Mr Barr said he was so far delighted with the level of engagement with Capital Metro – the company involved in the Public Private Partnership (PPP) to deliver Canberra’s light rail.
“PPPs will be considered for future infrastructure projects in the Territory and we will have a pipeline of further opportunities,” he said.
Capital Metro Project Director, Emma Thomas said people's ability to move easily around a city is important for attracting and keeping a talented workforce.
As more people continue to move to cities, we must consider how we keep attracting talent to Canberra, Ms Thomas said.
“It's not just about transport. It really is about moving the people of the city and the more we connect the better we can enjoy our lives and our spaces," she said.
US cities like LA and San Francisco are increasing spend on light rail, not just to move people from point A to point B but to bring back “the flavour of their cities,” she said.
“We want to stand out from the crowd, we want to be able to attract the talent of the future that we need for our intelligent business community.”

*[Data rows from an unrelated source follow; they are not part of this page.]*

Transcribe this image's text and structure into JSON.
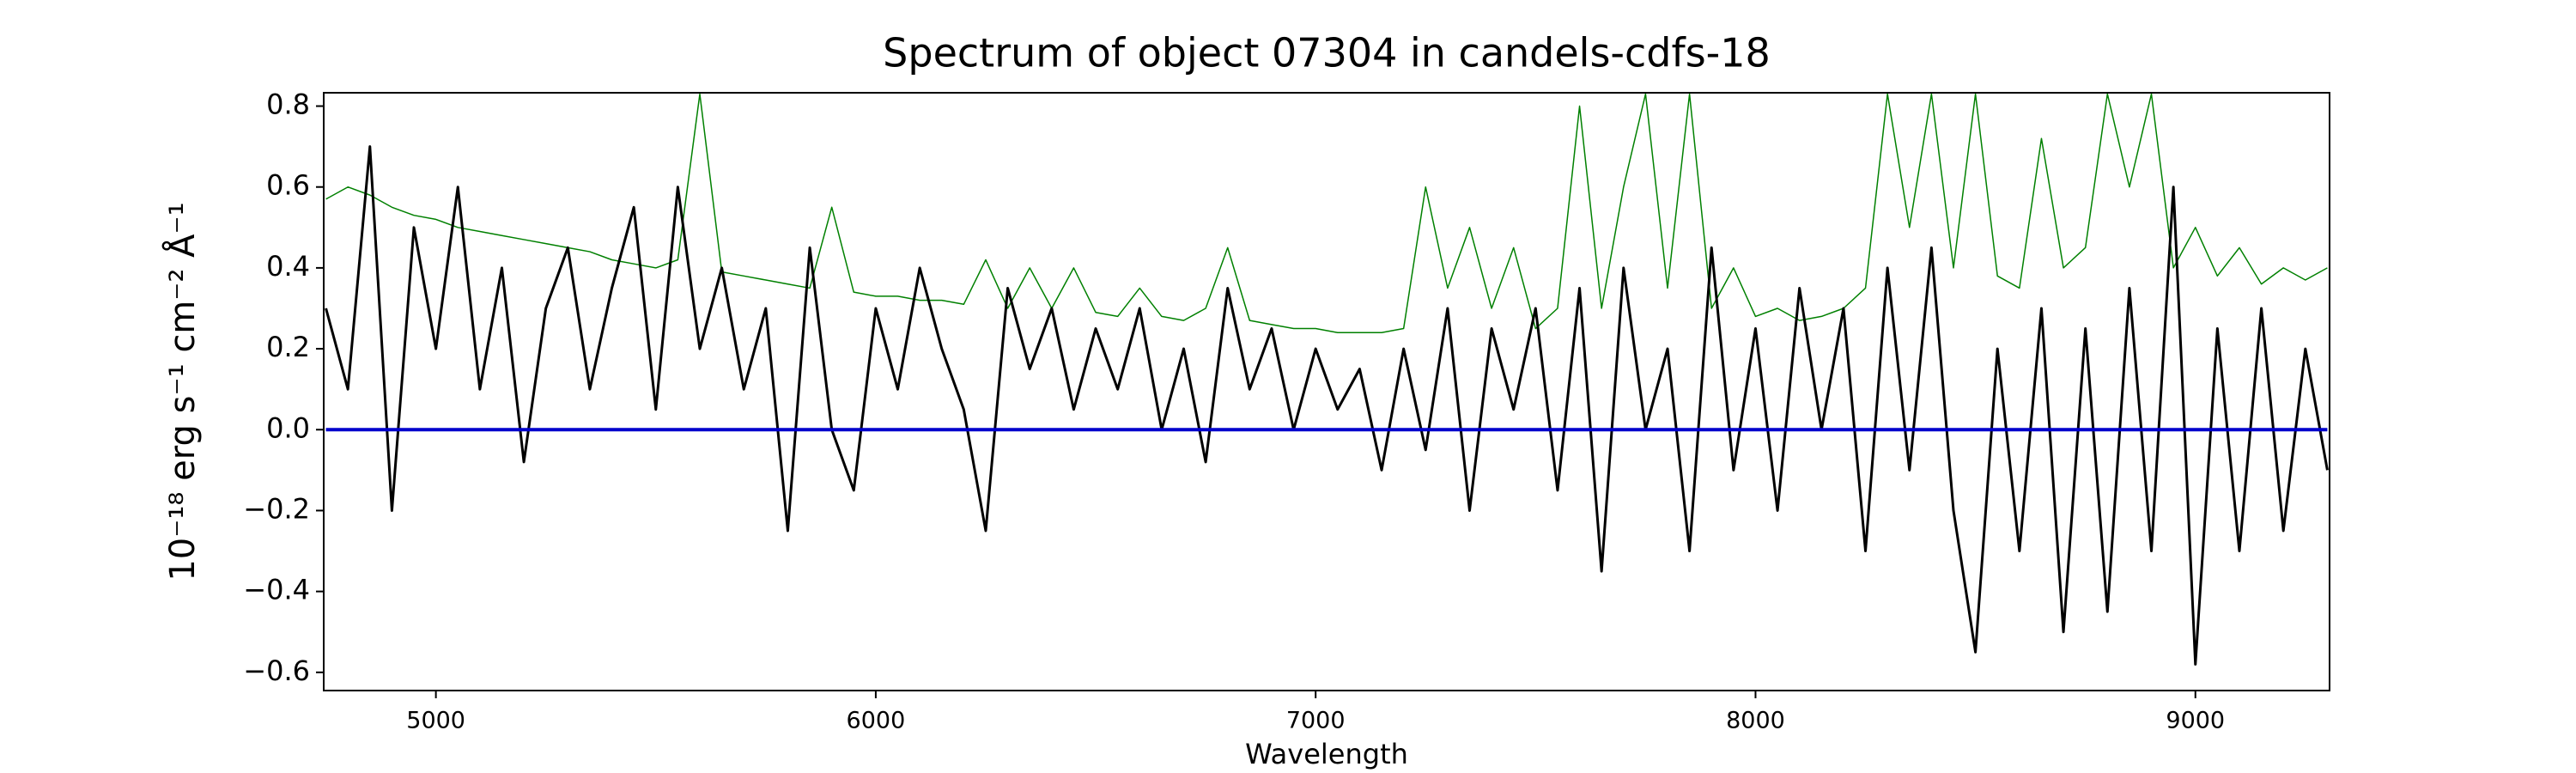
{
  "chart_data": {
    "type": "line",
    "title": "Spectrum of object 07304 in candels-cdfs-18",
    "x_label": "Wavelength",
    "y_label": "10⁻¹⁸ erg s⁻¹ cm⁻² Å⁻¹",
    "xlim": [
      4745,
      9305
    ],
    "ylim": [
      -0.645,
      0.833
    ],
    "xticks": [
      5000,
      6000,
      7000,
      8000,
      9000
    ],
    "yticks": [
      {
        "value": -0.6,
        "label": "−0.6"
      },
      {
        "value": -0.4,
        "label": "−0.4"
      },
      {
        "value": -0.2,
        "label": "−0.2"
      },
      {
        "value": 0,
        "label": "0.0"
      },
      0.2,
      0.4,
      0.6,
      0.8
    ],
    "x": [
      4750,
      4800,
      4850,
      4900,
      4950,
      5000,
      5050,
      5100,
      5150,
      5200,
      5250,
      5300,
      5350,
      5400,
      5450,
      5500,
      5550,
      5600,
      5650,
      5700,
      5750,
      5800,
      5850,
      5900,
      5950,
      6000,
      6050,
      6100,
      6150,
      6200,
      6250,
      6300,
      6350,
      6400,
      6450,
      6500,
      6550,
      6600,
      6650,
      6700,
      6750,
      6800,
      6850,
      6900,
      6950,
      7000,
      7050,
      7100,
      7150,
      7200,
      7250,
      7300,
      7350,
      7400,
      7450,
      7500,
      7550,
      7600,
      7650,
      7700,
      7750,
      7800,
      7850,
      7900,
      7950,
      8000,
      8050,
      8100,
      8150,
      8200,
      8250,
      8300,
      8350,
      8400,
      8450,
      8500,
      8550,
      8600,
      8650,
      8700,
      8750,
      8800,
      8850,
      8900,
      8950,
      9000,
      9050,
      9100,
      9150,
      9200,
      9250,
      9300
    ],
    "series": [
      {
        "color": "#008000",
        "width": 1.5,
        "values": [
          0.57,
          0.6,
          0.58,
          0.55,
          0.53,
          0.52,
          0.5,
          0.49,
          0.48,
          0.47,
          0.46,
          0.45,
          0.44,
          0.42,
          0.41,
          0.4,
          0.42,
          0.83,
          0.39,
          0.38,
          0.37,
          0.36,
          0.35,
          0.55,
          0.34,
          0.33,
          0.33,
          0.32,
          0.32,
          0.31,
          0.42,
          0.3,
          0.4,
          0.3,
          0.4,
          0.29,
          0.28,
          0.35,
          0.28,
          0.27,
          0.3,
          0.45,
          0.27,
          0.26,
          0.25,
          0.25,
          0.24,
          0.24,
          0.24,
          0.25,
          0.6,
          0.35,
          0.5,
          0.3,
          0.45,
          0.25,
          0.3,
          0.8,
          0.3,
          0.6,
          0.83,
          0.35,
          0.83,
          0.3,
          0.4,
          0.28,
          0.3,
          0.27,
          0.28,
          0.3,
          0.35,
          0.83,
          0.5,
          0.83,
          0.4,
          0.83,
          0.38,
          0.35,
          0.72,
          0.4,
          0.45,
          0.83,
          0.6,
          0.83,
          0.4,
          0.5,
          0.38,
          0.45,
          0.36,
          0.4,
          0.37,
          0.4
        ]
      },
      {
        "color": "#000000",
        "width": 3,
        "values": [
          0.3,
          0.1,
          0.7,
          -0.2,
          0.5,
          0.2,
          0.6,
          0.1,
          0.4,
          -0.08,
          0.3,
          0.45,
          0.1,
          0.35,
          0.55,
          0.05,
          0.6,
          0.2,
          0.4,
          0.1,
          0.3,
          -0.25,
          0.45,
          0,
          -0.15,
          0.3,
          0.1,
          0.4,
          0.2,
          0.05,
          -0.25,
          0.35,
          0.15,
          0.3,
          0.05,
          0.25,
          0.1,
          0.3,
          0,
          0.2,
          -0.08,
          0.35,
          0.1,
          0.25,
          0,
          0.2,
          0.05,
          0.15,
          -0.1,
          0.2,
          -0.05,
          0.3,
          -0.2,
          0.25,
          0.05,
          0.3,
          -0.15,
          0.35,
          -0.35,
          0.4,
          0,
          0.2,
          -0.3,
          0.45,
          -0.1,
          0.25,
          -0.2,
          0.35,
          0,
          0.3,
          -0.3,
          0.4,
          -0.1,
          0.45,
          -0.2,
          -0.55,
          0.2,
          -0.3,
          0.3,
          -0.5,
          0.25,
          -0.45,
          0.35,
          -0.3,
          0.6,
          -0.58,
          0.25,
          -0.3,
          0.3,
          -0.25,
          0.2,
          -0.1
        ]
      },
      {
        "color": "#0000cc",
        "width": 4,
        "x": [
          4750,
          9300
        ],
        "values": [
          0,
          0
        ]
      }
    ]
  }
}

“We certainly do expect the global outlook to get a little bit better over the next couple of years, but it is only a little bit better,” said ANZ Banking Group Senior Economist, Cherelle Murphy.
“The US is standing out from the crowd and starting to pick up a bit,” she said.
“We’re at the point where the economy has recovered in the US to the extent that the US Federal Reserve will be thinking about when it’s going to start normalising interest rates.”
On China’s economic growth slowing, Ms Murphy said growth rates of around seven per cent are still pretty robust for a large economy like China.
“What’s important for Australia though is the changing composition of growth within China,” she said.
“What we’ve seen over the last couple of years is the secondary industries in China start to come off faster than the rest of the economy.
“It’s the secondary industries that buy the goods that we sell…bulk commodities particularly iron ore and coal.”
The clock is ticking on Abbott’s leadership, according to ABC 7.30 Report Political Reporter, Chris Uhlmann.
Budget surprises and Prince Phillip’s knighthood has left the Prime Minister with a trust deficit in the community and the impression of being “a creature of the past,” Mr Ulhmann said.
Prime Minister Abbott’s own election declarations of a government with no surprises and no excuses, as well as no new taxes and no cuts to education and health, were measures by which he would later fail, he said.
“Tony Abbott left himself almost no room to move in Government simply by the things he said,” Mr Ulhman said.
“The budget has been catastrophic for both the Government and the economy in Australia.
“The Government had not done any of the spade work in preparing people for what were quite significant changes.
“So is it any surprise that the community actually reacts rationally to that which is: you haven’t told us anything about this, you told us there’d be no surprises.
“The two central problems that Tony Abbott had out of the budget were trust and fairness, and he hasn’t been able to repair that ever since.
“Then we had this event which crystallises in the mind of the community everything that they have worried about with Tony Abbott.”
Prince Phillip’s knighthood left the community with the impression “Tony Abbott is a creature of the past (and) that he has nothing to say about Australia’s future,” he said.
“Having set himself like that in people’s minds, the Coalition now believes there is no way that they can win an election campaign under Tony Abbott,” he said.
"Nothing is inevitable, but if the Prime Minister is still in his seat by September-November this year, I would be a little surprised.”
CEDA's Economic and Political Overview (EPO) is Australia's premier publication and series of briefings on the Australian economy and politics for the year ahead. Running for more than 30 years, the EPO brings together political, economic and business leaders and provides CEDA members with business intelligence on the environment they will be operating in over the next 12 months.
CEDA's 2015 EPO will provide economic and political forecasts and also examine funding options from the finance sector and some proposed market-based reforms and equity issues in Australia.